Conv3d for image time-series forecasting


I have an image time series forecasting which I think can be done via conv3d. However I am confused about the input shape:

In the documentation I saw input shape to be: (N,C,D,H,W).

  • For my case H and W are both 256

  • C is the number of channels

  • N is the batch size (number of samples per batch)

However, I am confused about the parameter D. What does it stands for? And how can I define it in my case?

Thanks in advance!

D refers to the “depth” of the volume you are using, since nn.Conv3d expect volumes as inputs instead of 2D planes/images. The filter kernel of the Conv3d layer will also have an additional depth dimension and the convolution will be applied on all 3 dimensions (i.e. the filter is moving in all 3 dims).

So in 3d convolution, D is always 3? Or what should I think of while deciding what D should be?

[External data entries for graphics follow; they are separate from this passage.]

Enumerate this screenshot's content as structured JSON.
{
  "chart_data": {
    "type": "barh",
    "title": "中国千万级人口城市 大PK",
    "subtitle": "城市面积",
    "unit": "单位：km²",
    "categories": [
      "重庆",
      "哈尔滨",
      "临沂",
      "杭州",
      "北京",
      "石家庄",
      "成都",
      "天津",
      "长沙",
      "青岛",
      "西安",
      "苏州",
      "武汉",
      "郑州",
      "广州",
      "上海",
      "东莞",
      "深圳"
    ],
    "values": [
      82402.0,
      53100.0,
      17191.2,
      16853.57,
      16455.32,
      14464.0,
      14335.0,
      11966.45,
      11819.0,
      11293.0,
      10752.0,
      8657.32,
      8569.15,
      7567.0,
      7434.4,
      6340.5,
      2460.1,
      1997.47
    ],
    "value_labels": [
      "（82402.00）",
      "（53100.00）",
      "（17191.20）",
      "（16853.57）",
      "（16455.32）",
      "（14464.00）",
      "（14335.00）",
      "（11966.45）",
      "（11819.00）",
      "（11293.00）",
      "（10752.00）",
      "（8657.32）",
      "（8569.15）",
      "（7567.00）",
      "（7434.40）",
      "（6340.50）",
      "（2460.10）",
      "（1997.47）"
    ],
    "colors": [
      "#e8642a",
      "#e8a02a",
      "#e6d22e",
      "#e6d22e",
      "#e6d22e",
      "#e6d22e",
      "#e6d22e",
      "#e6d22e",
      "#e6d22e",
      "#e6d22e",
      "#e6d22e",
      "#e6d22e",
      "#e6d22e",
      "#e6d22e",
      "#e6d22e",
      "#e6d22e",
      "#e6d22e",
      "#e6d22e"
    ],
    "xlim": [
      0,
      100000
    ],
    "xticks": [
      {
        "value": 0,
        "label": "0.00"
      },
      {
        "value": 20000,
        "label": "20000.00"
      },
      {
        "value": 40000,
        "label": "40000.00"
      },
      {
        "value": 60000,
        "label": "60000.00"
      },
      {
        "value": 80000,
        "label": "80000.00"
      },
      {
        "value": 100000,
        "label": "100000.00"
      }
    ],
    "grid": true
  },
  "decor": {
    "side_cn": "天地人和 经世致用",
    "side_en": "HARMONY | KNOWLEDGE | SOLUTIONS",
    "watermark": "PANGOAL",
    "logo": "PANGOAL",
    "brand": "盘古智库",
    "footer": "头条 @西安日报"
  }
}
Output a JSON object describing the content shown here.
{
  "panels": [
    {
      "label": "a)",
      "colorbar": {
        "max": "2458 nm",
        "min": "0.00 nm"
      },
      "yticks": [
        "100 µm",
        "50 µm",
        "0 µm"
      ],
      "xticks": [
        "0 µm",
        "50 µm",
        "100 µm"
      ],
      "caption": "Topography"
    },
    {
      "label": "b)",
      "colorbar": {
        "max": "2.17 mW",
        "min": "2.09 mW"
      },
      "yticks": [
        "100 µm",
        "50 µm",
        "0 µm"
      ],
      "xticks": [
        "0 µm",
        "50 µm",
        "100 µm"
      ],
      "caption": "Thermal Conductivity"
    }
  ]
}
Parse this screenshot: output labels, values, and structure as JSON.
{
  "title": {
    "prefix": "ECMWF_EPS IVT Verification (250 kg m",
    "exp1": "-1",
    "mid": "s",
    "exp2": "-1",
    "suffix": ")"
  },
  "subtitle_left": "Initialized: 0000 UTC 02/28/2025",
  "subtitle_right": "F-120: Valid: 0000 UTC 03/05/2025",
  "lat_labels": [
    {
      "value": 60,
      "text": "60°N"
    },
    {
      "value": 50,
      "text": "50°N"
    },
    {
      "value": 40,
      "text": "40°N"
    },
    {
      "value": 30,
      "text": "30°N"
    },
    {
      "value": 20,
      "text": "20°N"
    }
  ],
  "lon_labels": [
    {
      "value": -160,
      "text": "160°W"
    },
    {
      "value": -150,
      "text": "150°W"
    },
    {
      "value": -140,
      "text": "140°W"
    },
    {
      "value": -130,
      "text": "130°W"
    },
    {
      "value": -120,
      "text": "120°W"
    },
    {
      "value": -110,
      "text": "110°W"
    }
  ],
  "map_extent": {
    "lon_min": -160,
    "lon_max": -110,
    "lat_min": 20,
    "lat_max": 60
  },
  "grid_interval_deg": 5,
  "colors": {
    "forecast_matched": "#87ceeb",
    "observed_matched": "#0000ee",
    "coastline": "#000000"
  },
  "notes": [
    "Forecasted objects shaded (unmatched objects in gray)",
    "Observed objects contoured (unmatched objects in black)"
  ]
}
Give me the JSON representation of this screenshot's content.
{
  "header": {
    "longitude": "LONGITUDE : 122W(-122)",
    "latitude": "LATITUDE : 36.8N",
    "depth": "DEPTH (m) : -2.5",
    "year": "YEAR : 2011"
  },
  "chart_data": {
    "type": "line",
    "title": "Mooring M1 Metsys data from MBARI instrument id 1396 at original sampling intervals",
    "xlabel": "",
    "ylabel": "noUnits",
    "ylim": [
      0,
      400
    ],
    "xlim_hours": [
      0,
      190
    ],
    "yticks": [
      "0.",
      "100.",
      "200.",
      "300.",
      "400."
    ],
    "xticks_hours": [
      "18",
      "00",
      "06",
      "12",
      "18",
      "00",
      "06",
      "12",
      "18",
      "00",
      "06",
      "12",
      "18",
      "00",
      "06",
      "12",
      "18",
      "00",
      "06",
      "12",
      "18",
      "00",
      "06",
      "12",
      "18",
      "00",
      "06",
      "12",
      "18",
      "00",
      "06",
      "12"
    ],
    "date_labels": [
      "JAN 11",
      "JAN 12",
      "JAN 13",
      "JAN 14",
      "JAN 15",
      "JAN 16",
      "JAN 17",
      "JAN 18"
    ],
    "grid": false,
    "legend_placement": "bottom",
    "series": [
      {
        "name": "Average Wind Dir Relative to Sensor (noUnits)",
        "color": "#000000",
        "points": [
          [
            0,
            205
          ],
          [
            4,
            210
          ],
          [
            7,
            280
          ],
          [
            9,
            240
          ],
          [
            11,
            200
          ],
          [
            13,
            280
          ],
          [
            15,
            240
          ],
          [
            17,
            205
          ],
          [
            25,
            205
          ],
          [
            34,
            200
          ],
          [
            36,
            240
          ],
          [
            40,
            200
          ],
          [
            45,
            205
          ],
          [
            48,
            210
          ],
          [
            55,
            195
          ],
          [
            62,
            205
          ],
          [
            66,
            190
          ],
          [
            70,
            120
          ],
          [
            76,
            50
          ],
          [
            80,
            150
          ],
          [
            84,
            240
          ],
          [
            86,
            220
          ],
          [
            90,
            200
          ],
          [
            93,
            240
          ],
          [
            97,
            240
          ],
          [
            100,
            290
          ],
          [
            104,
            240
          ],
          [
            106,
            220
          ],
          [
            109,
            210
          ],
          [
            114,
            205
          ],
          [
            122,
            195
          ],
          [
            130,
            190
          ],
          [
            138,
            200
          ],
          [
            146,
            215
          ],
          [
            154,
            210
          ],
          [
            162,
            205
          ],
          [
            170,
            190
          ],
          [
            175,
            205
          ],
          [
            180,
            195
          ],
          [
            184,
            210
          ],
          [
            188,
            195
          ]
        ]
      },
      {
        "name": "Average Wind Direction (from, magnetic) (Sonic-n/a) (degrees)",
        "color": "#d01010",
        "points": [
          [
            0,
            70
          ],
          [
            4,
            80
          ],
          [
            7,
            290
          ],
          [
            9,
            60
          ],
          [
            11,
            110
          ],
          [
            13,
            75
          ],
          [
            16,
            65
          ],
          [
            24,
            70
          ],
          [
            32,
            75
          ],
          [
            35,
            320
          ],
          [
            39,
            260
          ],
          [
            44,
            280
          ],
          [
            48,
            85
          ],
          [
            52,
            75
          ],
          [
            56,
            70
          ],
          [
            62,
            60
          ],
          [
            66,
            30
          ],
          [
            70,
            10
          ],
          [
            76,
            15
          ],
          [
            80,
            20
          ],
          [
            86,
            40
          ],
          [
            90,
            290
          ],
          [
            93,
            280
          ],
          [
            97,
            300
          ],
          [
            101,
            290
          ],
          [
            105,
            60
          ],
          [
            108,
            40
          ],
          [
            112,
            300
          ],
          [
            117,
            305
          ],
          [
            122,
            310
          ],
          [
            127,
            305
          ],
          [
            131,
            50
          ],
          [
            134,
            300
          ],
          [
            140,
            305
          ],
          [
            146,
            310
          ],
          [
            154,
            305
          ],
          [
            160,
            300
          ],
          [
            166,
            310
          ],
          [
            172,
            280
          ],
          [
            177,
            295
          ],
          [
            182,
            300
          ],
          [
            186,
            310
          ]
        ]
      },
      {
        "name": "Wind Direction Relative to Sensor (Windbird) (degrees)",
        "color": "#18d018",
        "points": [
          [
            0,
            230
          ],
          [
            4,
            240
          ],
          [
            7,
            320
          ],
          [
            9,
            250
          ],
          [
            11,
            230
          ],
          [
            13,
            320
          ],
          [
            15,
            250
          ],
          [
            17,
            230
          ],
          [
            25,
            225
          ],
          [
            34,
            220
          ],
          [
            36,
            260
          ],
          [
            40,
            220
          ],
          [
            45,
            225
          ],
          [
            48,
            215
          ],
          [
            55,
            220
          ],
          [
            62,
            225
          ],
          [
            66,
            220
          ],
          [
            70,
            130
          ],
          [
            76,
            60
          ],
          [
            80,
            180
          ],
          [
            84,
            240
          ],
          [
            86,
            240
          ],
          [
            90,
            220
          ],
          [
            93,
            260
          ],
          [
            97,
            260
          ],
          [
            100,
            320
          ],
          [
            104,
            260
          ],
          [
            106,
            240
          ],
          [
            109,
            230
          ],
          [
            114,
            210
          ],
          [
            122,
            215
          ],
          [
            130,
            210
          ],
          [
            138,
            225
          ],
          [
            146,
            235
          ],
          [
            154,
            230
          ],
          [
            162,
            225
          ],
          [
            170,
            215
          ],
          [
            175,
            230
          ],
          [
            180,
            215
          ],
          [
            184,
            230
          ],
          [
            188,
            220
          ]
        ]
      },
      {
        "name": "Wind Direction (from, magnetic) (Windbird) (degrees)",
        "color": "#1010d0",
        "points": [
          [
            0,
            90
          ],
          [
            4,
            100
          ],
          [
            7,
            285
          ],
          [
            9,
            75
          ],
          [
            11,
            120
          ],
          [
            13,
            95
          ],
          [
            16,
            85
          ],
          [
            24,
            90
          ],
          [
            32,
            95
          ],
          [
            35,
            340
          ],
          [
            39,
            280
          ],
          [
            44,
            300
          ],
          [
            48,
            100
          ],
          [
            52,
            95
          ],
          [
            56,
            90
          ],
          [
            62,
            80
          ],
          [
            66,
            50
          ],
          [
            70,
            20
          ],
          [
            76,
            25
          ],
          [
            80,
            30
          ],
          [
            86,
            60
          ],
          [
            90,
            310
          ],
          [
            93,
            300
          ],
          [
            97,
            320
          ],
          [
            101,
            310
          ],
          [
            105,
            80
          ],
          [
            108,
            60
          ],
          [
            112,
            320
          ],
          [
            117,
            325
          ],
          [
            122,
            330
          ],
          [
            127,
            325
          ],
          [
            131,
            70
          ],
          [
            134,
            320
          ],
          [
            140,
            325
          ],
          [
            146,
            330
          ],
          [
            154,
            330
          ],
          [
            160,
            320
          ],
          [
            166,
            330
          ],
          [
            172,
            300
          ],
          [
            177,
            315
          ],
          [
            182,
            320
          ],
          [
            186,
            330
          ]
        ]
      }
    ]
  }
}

No, the depth can be any value as the other height and width dimensions.
Think about the depth as e.g. the stack of medical images (e.g. CT scans).
The height and width defines the “image” dimensions of each CT slice while the depth is defining the number of slices. In this case the volume would contain “'voxels” instead of pixels, since you are now using a volume to represent the scan.

Ahaaa, okay so if I have 15 images depth is 15, and if they are defined as R,G,B channel is = 3 ?

Yes, each “volume” (or stack of images) can have multiple channels. For a “color volume” the channel dimension would be 3.